We report results from an analysis aimed at detecting the trispectrum of the kinematic Sunyaev-Zel'dovich (kSZ) effect by combining data from the South Pole Telescope (SPT) and Herschel-SPIRE experiments over a 100 deg^{2} field. The SPT observations combine data from the previous and current surveys, namely SPTpol and SPT-3G, to achieve depths of 4.5, 3, and 16 μK-arcmin in bands centered at 95, 150, and 220 GHz. For SPIRE, we include data from the 600 and 857 GHz bands. We reconstruct the velocity-induced large-scale correlation of the small-scale kSZ signal with a quadratic estimator that uses two cosmic microwave background (CMB) temperature maps, constructed by optimally combining data from all the frequency bands. We reject the null hypothesis of a zero trispectrum at 10.3σ level. However, the measured trispectrum contains contributions from both the kSZ and other undesired components, such as CMB lensing and astrophysical foregrounds, with kSZ being sub-dominant. We use the agora simulations to estimate the expected signal from CMB lensing and astrophysical foregrounds. After accounting for the contributions from CMB lensing and foreground signals, we do not detect an excess kSZ-only trispectrum and use this nondetection to set constraints on reionization. By applying a prior based on observations of the Gunn-Peterson trough, we obtain an upper limit on the duration of reionization of Δz_{re,50}<4.5 (95% confidence level). We find these constraints are fairly robust to foregrounds assumptions. This trispectrum measurement is independent of, but consistent with, Planck's optical depth measurement. This result is the first constraint on the epoch of reionization using the non-Gaussian nature of the kSZ signal.

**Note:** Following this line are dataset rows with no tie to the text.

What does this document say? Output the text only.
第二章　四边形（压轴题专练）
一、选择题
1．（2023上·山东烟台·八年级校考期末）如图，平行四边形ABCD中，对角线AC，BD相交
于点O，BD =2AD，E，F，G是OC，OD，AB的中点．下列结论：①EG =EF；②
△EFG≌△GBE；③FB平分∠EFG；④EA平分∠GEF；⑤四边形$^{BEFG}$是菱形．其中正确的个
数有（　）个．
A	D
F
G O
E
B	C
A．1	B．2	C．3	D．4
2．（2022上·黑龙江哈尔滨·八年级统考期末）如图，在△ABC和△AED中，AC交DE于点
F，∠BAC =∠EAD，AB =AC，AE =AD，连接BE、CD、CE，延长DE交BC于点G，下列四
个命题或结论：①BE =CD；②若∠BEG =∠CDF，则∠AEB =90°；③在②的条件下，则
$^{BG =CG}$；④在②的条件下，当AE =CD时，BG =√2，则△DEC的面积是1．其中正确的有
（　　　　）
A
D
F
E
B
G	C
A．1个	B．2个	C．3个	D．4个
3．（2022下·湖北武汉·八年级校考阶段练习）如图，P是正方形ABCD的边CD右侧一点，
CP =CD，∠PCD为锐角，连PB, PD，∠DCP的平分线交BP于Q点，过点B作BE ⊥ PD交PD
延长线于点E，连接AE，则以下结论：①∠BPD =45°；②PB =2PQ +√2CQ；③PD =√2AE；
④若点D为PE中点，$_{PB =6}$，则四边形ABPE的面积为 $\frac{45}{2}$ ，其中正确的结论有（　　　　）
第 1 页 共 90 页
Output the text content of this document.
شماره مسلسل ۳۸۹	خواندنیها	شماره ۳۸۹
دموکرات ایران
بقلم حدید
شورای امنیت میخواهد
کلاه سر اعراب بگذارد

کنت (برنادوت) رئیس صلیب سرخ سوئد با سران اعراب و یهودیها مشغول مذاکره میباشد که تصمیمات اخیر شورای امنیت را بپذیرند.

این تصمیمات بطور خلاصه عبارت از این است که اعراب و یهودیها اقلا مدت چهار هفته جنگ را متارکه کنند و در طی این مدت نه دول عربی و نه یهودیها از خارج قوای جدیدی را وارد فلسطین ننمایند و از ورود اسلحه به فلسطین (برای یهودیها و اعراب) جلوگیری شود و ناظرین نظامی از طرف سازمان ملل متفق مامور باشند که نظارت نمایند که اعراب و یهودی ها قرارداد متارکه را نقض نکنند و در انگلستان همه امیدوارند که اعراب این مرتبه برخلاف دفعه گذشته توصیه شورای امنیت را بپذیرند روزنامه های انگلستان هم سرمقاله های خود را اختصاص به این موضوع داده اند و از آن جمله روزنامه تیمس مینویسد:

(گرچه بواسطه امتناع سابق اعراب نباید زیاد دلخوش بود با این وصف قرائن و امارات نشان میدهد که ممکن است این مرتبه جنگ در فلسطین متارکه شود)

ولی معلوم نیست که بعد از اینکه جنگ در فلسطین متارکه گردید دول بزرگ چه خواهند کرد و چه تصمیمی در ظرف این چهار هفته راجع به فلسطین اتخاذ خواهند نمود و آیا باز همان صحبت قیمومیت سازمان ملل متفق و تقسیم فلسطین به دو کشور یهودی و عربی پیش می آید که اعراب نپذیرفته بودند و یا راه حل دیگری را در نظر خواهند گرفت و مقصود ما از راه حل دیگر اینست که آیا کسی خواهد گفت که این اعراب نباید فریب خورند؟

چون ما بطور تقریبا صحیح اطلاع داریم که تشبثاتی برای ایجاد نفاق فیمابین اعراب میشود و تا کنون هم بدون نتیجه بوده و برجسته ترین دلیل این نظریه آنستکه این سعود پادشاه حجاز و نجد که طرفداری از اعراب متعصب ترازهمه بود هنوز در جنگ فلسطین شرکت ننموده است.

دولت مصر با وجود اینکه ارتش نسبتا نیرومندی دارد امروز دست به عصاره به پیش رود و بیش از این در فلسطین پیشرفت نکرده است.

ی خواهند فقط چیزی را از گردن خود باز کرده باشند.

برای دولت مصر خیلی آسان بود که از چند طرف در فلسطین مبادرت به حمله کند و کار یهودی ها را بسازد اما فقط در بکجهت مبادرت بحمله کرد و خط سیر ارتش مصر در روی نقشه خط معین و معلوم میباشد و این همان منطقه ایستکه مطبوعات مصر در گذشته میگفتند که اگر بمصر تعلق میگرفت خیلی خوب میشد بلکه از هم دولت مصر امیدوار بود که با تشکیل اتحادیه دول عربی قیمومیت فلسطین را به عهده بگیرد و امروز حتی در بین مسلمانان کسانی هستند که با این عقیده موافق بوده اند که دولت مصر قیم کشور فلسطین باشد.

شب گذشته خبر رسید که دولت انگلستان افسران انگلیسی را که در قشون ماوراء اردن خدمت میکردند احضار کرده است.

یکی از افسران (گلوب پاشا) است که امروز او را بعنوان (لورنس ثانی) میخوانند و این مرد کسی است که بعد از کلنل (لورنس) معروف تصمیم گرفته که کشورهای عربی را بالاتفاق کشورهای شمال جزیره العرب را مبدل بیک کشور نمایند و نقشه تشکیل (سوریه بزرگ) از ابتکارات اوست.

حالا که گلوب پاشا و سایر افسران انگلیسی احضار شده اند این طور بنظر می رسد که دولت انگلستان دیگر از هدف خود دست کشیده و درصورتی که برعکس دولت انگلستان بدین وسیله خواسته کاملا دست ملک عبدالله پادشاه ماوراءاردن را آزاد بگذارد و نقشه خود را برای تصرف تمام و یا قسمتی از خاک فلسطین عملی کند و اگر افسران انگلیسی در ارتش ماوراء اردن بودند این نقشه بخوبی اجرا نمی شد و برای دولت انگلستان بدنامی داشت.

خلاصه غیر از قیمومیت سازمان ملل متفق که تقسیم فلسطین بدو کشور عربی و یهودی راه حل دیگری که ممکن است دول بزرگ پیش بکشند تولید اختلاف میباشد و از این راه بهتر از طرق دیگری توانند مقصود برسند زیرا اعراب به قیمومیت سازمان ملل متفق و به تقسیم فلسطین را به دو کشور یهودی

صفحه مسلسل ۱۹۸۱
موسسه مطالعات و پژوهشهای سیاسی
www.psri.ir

我们报告了一项分析结果,该分析旨在通过合并南极望远镜(SPT)和赫歇尔- SPIRE实验在100平方度视场的数据来检测运动学苏尼亚耶夫-泽尔多维奇(kSZ)效应的三谱。SPT观测结合了之前和当前的巡天数据,即SPTpol和SPT - 3G,在中心频率为95、150和220吉赫兹的波段分别达到了4.5、3和16微开尔文-角分的深度。对于SPIRE,我们纳入了600和857吉赫兹波段的数据。我们使用二次估计器重建了小尺度kSZ信号的速度诱导大尺度相关性,该估计器使用了两个宇宙微波背景(CMB)温度图,这些图是通过对所有频段数据进行最优组合构建的。我们在10.3σ水平上拒绝了三谱为零的原假设。然而,测得的三谱包含kSZ和其他不期望成分的贡献,如CMB引力透镜效应和天体物理前景,其中kSZ占次要地位。我们使用agora模拟来估计CMB引力透镜效应和天体物理前景的预期信号。在考虑了CMB引力透镜效应和前景信号的贡献后,我们未检测到仅由kSZ产生的额外三谱,并利用这一未检测结果对再电离进行了限制。通过应用基于对冈恩-彼得森槽观测的先验信息,我们得到了再电离持续时间的上限Δz_{re,50}<4.5(95%置信水平)。我们发现这些限制对前景假设相当稳健。这种三谱测量独立于普朗克的光学深度测量,但与之相符。这一结果是利用kSZ信号的非高斯性质对再电离时代的首个限制。